The NYT has a very interesting article about the move in the newspaper industry towards tabloid format from a broadsheet format. This makes me somewhat sad since if the NYT ever did this I would no longer be able to show off the folding techniques that I learned when I was younger. Truth is I read the paper online now with the exception of the Sunday paper which I could never read and fold as one unit.
It's amazing that the form of what we think of when we think of a newspaper dates as the article points out from the 1700's when English publishers were trying to avoid paying taxes on the number of pages they published.
It's also very interesting to me that as print papers begin to look at a tabloid form, websites in general take on a broadsheet form. Take a look at the NY Post's homepage for the contrast. In print a tabloid with a big headline and a picture, and online a menu of options, story leads, and indexes.
The article doesn't mention the Internet at all with the exception of quoting Jeff Jarvis who (of course) was a consultant on the Jersey Journal project they article is about. Isn't circulation down because of the Internet and other news outlets?

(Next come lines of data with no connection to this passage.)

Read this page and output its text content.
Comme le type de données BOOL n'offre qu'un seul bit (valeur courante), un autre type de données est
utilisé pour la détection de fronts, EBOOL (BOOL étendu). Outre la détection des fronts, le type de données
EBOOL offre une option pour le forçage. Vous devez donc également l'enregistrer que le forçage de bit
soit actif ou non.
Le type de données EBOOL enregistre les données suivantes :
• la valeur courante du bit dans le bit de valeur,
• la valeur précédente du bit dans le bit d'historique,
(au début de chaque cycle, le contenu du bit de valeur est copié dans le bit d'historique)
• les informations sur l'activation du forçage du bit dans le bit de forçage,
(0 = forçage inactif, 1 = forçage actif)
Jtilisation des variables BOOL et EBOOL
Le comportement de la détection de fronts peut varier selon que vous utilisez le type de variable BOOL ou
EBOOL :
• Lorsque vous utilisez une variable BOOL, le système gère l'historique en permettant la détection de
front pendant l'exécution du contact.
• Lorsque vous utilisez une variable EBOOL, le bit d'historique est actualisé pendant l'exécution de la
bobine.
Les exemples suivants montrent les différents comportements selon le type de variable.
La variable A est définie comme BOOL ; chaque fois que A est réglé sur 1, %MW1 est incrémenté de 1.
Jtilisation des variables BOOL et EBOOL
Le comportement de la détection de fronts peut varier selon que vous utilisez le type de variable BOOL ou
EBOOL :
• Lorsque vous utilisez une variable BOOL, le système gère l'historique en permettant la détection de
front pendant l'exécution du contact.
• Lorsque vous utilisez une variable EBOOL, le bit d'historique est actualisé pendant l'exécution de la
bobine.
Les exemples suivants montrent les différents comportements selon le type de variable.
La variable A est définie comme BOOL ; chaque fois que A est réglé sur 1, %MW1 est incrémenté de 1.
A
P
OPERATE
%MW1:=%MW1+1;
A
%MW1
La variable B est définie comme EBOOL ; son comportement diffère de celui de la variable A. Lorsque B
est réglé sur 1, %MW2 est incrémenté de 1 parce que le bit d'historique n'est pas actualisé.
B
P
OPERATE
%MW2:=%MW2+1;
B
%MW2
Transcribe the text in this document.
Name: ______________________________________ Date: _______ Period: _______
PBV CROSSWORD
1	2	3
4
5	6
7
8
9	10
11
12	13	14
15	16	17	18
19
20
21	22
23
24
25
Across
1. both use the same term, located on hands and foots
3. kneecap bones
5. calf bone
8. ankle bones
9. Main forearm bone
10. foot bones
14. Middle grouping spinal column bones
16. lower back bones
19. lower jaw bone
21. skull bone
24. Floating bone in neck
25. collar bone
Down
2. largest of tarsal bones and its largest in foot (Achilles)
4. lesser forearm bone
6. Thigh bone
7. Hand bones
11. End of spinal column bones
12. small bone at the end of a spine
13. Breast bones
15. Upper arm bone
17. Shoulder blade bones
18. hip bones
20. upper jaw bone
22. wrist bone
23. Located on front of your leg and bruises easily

It seems to me that online sites are sort of hybrids and I wonder how long it is until we name them? News sites seem to be broadsheets with tabloid elements.
- Tabloids are supposed to have shorter punchier writing - the Internet has shorter writing - though the option to go long is always there.
- Tabloids are supposed to be more visually exciting and easier to read - the Internet can be visually exciting and is pretty easy to read, and it can be read in different formats.
- Papers worry that advertisers won't pay the rates they did for broadsheets since their pages are half the size. Publishers argue that they have the same impact so advertisers should pay the same rates. Online advertising is measured to death with very little regard to it's "impact".
No conclusions here just pointing out some things that occured to me as I read the article. Lastly the format of web sites as we know them is changing too but just as English publishers created the broadsheet in reaction to taxes we have created a whole universe based on technology for example, a horizontal rectangle as opposed to a vertical one.